Amnesty had accused the companies of “serious negligence”, berating them for allegedly “taking weeks to respond to reports of spills and publishing misleading information about the cause and severity of spills, which may result in communities not receiving compensation”.
Un reaction, a spokesperson for SPDC said: “The allegations levelled by Amnesty International are false, without merit and fail to recognise the complex environment in which the company operates where security, a sole prerogative of Government, remains a major concern with persisting incidents of criminality, kidnapping, vandalism, threats from self-described militant groups. As operator of a joint venture, where the government-owned Nigerian National Petroleum Corporation has a majority interest, SPDC continues to work with federal and state government agencies, communities and civil society to create a safe operating environment.
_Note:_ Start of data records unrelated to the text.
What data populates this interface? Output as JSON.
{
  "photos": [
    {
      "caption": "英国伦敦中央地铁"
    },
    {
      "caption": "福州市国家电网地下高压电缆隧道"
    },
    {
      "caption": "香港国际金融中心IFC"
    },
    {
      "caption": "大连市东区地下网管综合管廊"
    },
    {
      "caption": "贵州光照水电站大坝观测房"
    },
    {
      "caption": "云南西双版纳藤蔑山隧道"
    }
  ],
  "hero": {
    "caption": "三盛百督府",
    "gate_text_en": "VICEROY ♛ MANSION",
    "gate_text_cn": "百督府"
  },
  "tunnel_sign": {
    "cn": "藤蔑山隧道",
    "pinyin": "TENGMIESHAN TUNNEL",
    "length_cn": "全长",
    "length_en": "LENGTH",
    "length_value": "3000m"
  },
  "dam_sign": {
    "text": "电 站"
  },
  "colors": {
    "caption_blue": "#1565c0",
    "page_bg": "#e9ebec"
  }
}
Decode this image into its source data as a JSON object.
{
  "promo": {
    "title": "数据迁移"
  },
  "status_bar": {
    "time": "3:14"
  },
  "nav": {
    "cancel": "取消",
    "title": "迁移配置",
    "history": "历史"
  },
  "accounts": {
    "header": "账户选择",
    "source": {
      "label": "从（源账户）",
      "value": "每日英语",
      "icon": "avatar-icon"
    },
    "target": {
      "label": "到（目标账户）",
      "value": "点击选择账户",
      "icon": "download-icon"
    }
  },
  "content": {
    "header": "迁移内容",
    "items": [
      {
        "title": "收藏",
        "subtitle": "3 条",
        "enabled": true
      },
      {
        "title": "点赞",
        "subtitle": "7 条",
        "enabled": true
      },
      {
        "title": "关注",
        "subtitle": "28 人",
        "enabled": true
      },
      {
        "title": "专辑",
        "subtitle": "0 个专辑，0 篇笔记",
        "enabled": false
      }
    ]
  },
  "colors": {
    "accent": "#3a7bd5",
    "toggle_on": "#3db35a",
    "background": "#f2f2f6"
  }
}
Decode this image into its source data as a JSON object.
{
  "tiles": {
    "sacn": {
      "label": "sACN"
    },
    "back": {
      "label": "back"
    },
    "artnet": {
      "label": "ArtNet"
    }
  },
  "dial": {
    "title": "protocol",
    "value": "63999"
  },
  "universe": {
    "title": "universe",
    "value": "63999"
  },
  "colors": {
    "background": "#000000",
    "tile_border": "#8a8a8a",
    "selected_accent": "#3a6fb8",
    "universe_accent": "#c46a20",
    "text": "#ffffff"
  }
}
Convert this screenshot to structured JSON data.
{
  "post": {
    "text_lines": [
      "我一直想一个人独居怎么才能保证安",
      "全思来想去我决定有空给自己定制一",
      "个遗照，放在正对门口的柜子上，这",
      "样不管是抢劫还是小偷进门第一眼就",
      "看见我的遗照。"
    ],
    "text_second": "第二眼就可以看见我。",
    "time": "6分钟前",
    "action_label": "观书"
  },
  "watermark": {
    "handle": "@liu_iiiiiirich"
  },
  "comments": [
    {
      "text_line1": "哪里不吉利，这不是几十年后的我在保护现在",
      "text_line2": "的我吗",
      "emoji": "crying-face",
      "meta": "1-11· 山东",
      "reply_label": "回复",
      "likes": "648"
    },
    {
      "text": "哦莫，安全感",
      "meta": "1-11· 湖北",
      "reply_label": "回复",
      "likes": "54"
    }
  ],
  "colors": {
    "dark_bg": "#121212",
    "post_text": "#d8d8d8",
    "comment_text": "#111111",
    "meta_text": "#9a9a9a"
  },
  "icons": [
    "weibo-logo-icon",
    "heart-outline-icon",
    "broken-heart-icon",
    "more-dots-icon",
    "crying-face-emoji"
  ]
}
“SPDC, in collaboration with government regulators, responds to spill incidents as quickly as it can and cleans up spills from its facilities regardless of the cause. We regularly test our emergency spill response procedures and capability to ensure staff and contractors can respond rapidly to an incident. However, response to spills, clean-up and remediation depend on access to the spill site and ultimately on the security of personnel and equipment while work is ongoing.
“SPDC reiterates its commitment to carrying out operations in line with best practice in a responsible and environment-friendly manner.”
Shell has reported 1,010 spills since 2011, and Eni 820 since 2014, according to Amnesty, which said among those 1,830 reports it found 89 “about which there are reasonable doubts surrounding the cause provided by the oil companies”.